I still have the book. It has a red cover. I like that someone asked, and that I sent it, and that the book has spent far more time in Europe than I have. For all the grim days and anger that we’ve seen on the Internet, the vast majority of us were, and are, over to the side quietly building a web of gentle trust. What dummies we.

This being now, you can read the whole of The Policeman’s Beard in your browser, scanned in at the Internet Archive. And you can download a copy of the software and run it in an emulated computer, as if no time had passed. It’s out there for MS-DOS, Apple, Amiga, and other platforms too.

Jorn Barger (a polyfaceted Usenet denizen, AI scholar, and coiner of the term “weblog”) maintained a Racter FAQ for many years, and it tells us that Racter was written in a custom language called INRAC. INRAC was a language for conversational interfaces and it looks like a terrible monstrosity. Reviews at the time were not favorable. I took apart the Racter disk-file and looked its contents, and found a pretty grisly set of templates with names like JOKES, RAPT, VOCAB, etc.

The mid-80s were a hot moment for chatbots. Talking to a computer was going to change the way we used computers. Conversational interfaces were on the way.

A few weeks ago I went to a dinner with many Venture Capitalists (I know that sounds terrible) and they were all quite sincerely into bots. 2016: An era of tight margins, shrinking “A” rounds, and bots. Slack, the Michael Jackson of groupware, is of course a prime host environment for parasitic bots; bots are all over Twitter, spewing automated wit, bots are answering emails and advising us. There are hilarious and inspiring bot companies. Bots are everywhere. Bots!

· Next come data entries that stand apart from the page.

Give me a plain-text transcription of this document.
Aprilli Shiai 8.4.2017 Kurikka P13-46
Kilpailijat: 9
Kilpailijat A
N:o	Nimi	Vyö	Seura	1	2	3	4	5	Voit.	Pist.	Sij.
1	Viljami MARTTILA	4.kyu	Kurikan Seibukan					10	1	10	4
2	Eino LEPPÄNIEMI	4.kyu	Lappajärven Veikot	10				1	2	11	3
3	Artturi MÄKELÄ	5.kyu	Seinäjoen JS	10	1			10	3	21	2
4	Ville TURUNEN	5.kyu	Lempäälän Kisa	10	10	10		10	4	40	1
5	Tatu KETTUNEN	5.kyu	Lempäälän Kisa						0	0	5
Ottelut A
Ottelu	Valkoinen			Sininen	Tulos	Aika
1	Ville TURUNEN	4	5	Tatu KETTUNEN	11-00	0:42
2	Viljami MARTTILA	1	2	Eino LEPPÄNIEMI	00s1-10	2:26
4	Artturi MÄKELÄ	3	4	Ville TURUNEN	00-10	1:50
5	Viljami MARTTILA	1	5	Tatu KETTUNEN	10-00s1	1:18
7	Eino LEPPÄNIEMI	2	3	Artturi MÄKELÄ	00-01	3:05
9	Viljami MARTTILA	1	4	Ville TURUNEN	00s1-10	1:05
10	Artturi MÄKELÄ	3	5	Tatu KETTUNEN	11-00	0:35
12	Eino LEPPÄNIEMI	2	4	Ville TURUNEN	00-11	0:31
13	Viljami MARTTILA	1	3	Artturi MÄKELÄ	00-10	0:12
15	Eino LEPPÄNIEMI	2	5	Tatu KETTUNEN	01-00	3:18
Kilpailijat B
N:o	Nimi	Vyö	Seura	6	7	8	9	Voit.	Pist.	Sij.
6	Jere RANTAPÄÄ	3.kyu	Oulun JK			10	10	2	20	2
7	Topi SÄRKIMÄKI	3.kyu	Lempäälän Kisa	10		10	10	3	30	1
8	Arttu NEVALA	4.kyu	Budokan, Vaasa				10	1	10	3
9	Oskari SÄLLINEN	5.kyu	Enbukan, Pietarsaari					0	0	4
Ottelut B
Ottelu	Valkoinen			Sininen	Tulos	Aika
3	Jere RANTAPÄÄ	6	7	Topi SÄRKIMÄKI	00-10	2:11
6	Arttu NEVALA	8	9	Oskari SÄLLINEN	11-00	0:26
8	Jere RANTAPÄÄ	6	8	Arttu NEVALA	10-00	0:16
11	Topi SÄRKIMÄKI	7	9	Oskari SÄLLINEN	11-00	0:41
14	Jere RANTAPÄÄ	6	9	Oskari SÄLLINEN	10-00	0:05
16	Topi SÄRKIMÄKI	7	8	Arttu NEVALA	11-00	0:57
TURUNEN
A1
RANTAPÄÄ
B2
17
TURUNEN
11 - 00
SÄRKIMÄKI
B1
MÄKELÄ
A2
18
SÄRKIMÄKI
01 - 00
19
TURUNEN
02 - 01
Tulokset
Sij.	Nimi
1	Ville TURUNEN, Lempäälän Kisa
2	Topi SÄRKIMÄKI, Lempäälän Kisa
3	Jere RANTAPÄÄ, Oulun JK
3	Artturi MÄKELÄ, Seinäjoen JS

Chris Dixon recently wrote a well-informed article about the next waves in computing. He had this to say about “deep learning” (a set of approaches to classifying input):

Many of the papers, data sets, and software tools related to deep learning have been open sourced. This has had a democratizing effect, allowing individuals and small organizations to build powerful applications. WhatsApp was able to build a global messaging system that served 900M users with just 50 engineers, compared to the thousands of engineers that were needed for prior generations of messaging systems. This “WhatsApp effect” is now happening in AI. Software tools like Theano and TensorFlow, combined with cloud data centers for training, and inexpensive GPUs for deployment, allow small teams of engineers to build state-of-the-art AI systems.

No doubt. It is completely bananacakes out there. These advances will be the foundation for a whole wave of conversational interfaces, and a whole wave of other advances too. Lotta waves cresting.

But don’t get too ahead of things. Using Racter is not as different from using Siri as you might expect. It’s just that Siri has petabytes of stuff in her brain, whereas Racter has a floppy’s worth. Computers have changed a ton in the last 30 years, humans barely at all. Don’t mistake their progress for ours. We’ve learned how to talk to computers, and they’ve learned how to pretend to understand us. Useful when driving. People love chatting with their Amazon Echo. But the conversation still doesn’t really mean anything.

Still, bots are the next big thing. In this spirit I wrote a bot to help me write this newsletter. It just picks random elements from fun lists that I’ve pre-loaded. It’s about 50 lines of Python. I’ll open-source it once it’s further along. I’m enjoying what it does right now. We’ll give it a mini-column in the newsletter and see where things go:

Today’s Links

Today’s JavaScript library: Placeholders.js — A JavaScript polyfill for the HTML5 placeholder attribute. Today’s Creative Commons media link: Incompetech — Royalty free music from Kevin MacLeod. Today’s North Korean slogan: “Prepare to be elite soldiers of modern warfare and stout fighters who are equipped with the military strategies and tactics of Kim Il Sung and Kim Jong Il, the heroic fighting spirit and flawless abilities to fight an actual war!” Today’s freely available programming book: Python Koans (2.7 or 3.x). Today’s React component: React-native Animated API with PanResponder. Today’s variety of religious experience: Oomoto.